Quality retrieval depends on thoughtful preprocessing and query handling. Consider:

  • Chunking documents into meaningful sections.
  • Choosing the right embedding model for your domain.
  • Applying metadata filters or reranking to refine results.

Morphik supports custom chunk sizes, multiple embedding models, and powerful filtering so you can tune retrieval to your needs. For example:

from morphik import Morphik

db = Morphik()

# Query with filters and reranking
docs = db.query(
    "renewable energy projects",
    filters={"category": "energy"},
    k=8,
    use_reranking=True,
)
  • Q: What embedding model should I choose for technical documentation?
    A: For technical documentation, choose an embedding model trained on technical or scientific text. The best choice depends on your specific domain, but models like text-embedding-3-large or domain-specific variants often perform well for technical content.

  • Q: How can metadata filtering improve search precision?
    A: Metadata filtering allows you to narrow down search results by document attributes like creation date, author, or category.
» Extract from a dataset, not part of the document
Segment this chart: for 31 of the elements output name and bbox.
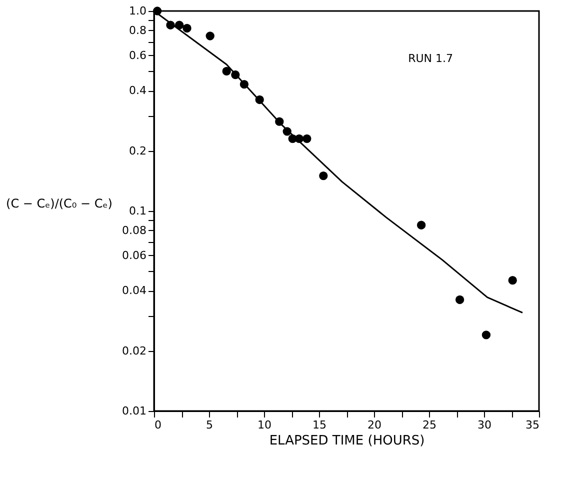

This is particularly useful when you know certain metadata about the documents you’re looking for, as it helps eliminate irrelevant results before semantic matching.

  • Q: When should I enable reranking for better results?
    A: Enable reranking when you need higher precision in your top results. Reranking is especially valuable when the initial vector search returns many similar results, as it uses more sophisticated algorithms to reorder them based on relevance to your query.